Abstract

Pharmacological ion-channel blockers were used to investigate the spontaneous heart rates in Pacific hagfish, Eptatretus stoutii. Zatebradine, a hyperpolarization-activated cyclic nucleotide-gated (HCN) channel blocker, vastly reduced atrial and ventricular contraction rates in a similar concentration-dependent manner, indicating a major role for HCN in setting intrinsic heart rate. When voltage-gated Na+ channels were blocked with tetrodotoxin (TTX), atrial contraction rate declined in a dose-dependent manner, but remained faster than ventricular rate even at very high TTX concentrations. This TTX resistance compared with other fish suggests an important role for a TTX-sensitive inactivation-resistant Na+ current in atrioventricular conduction and chamber synchrony, and a lesser role in setting intrinsic heart rate. T and L-type calcium channel blockers, nickel and nifedipine respectively, also reduced atrial and ventricular contraction rates, nickel having a larger effect on the atrium.

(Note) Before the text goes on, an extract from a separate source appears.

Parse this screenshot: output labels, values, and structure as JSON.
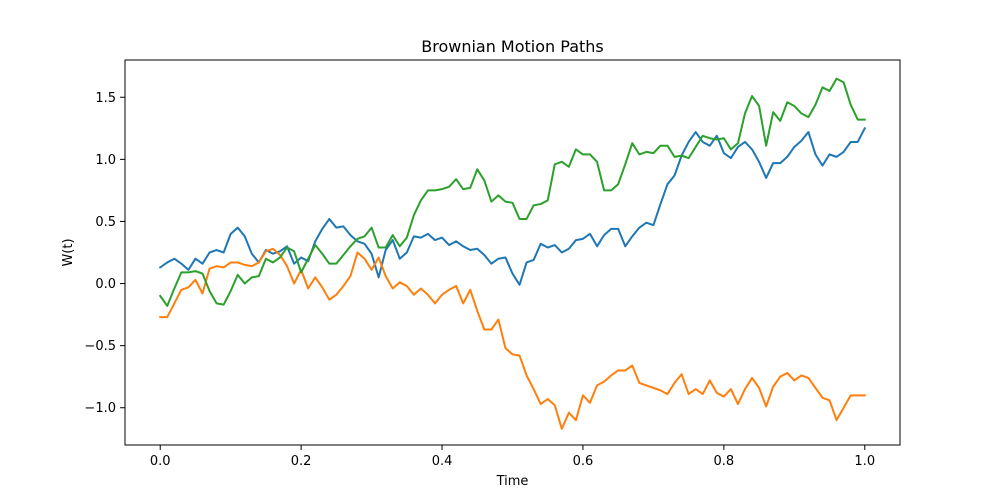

These novel results for hagfish are consistent with intrinsic atrial and ventricular rates being set mostly by HCN, with lesser contributions from other ion channels. We suggest that future electrophysiological studies will reveal that hagfishes, with their ancestral position in the evolution of the vertebrate-type chambered heart, share some but not all features of vertebrate intrinsic heart rate control.